Franz Karl Stanzel


Franz Karl Stanzel is an Austrian literary theorist, specialised in English literature.

Academia

Born in Molln, Austria, Stanzel finished his degree with Herbert Koziol in Graz. After his habilitation in 1955 he was professor in Göttingen. In 1959 he was offered a position as professor in Erlangen. In 1962 he succeeded Koziol in Graz. Today he is a professor emeritus of English literature at the Karl-Franzens-Universität Graz.

Scholarship

Since the 1950s Stanzel worked on an analytical topology for the description of the narrative mode, also often called "narrative situation" or "point of view" of narrative texts. Despite lots of criticism, his typological circle of three narrative situations is still taught in introductions to German literary studies at German universities. Since the late 90s, there is a stronger competition by the narrative model of the French narratologist Gérard Genette in Germany.
Stanzel's typological circle featuring "three typical narrative situations", which describes various possibilities of structuring the mediacity of narrative, is based on three elements.
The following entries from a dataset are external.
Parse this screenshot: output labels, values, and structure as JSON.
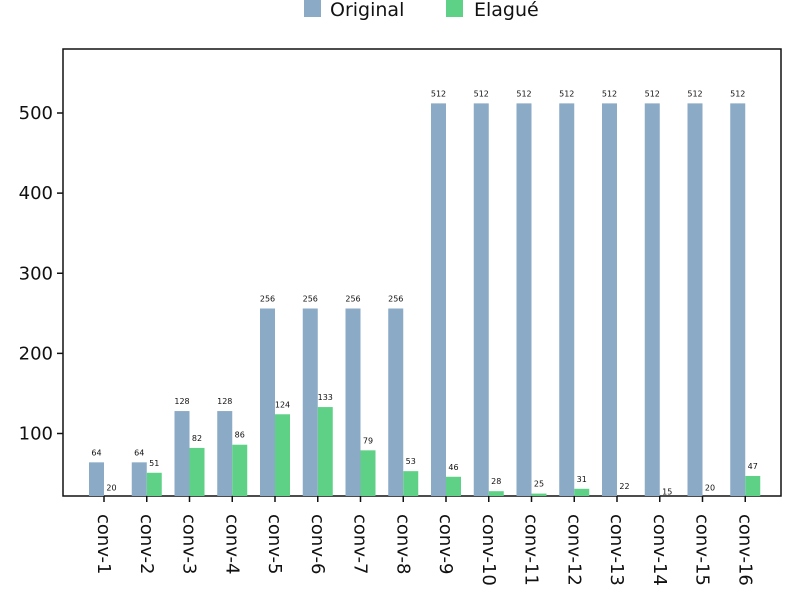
{
  "chart_data": {
    "type": "bar",
    "categories": [
      "conv-1",
      "conv-2",
      "conv-3",
      "conv-4",
      "conv-5",
      "conv-6",
      "conv-7",
      "conv-8",
      "conv-9",
      "conv-10",
      "conv-11",
      "conv-12",
      "conv-13",
      "conv-14",
      "conv-15",
      "conv-16"
    ],
    "series": [
      {
        "name": "Original",
        "values": [
          64,
          64,
          128,
          128,
          256,
          256,
          256,
          256,
          512,
          512,
          512,
          512,
          512,
          512,
          512,
          512
        ]
      },
      {
        "name": "Elagué",
        "values": [
          20,
          51,
          82,
          86,
          124,
          133,
          79,
          53,
          46,
          28,
          25,
          31,
          22,
          15,
          20,
          47
        ]
      }
    ],
    "ylim": [
      30,
      550
    ],
    "yticks": [
      100,
      200,
      300,
      400,
      500
    ],
    "legend_position": "top",
    "grid": false,
    "colors": {
      "Original": "#8aaac5",
      "Elagué": "#5ed187"
    }
  }
}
These are "mode", "person" and "perspective", which can be divided further into the oppositions "narrator/reflector", "first person/third person" and "internal perspective/external perspective". Thus, Stanzel distinguishes three narrative situations: The "authorial narrative situation" is characterised by the dominance of the external perspective. In the "First-person narrative situation", the events are related by a "narrating I" who takes part in the action in the fictional world as a character or as the "experiencing I". "The figural narrative situation" is marked by the dominance of the reflector mode, restricting to a factual representation or using internal focalisation to create the impression of immediacy.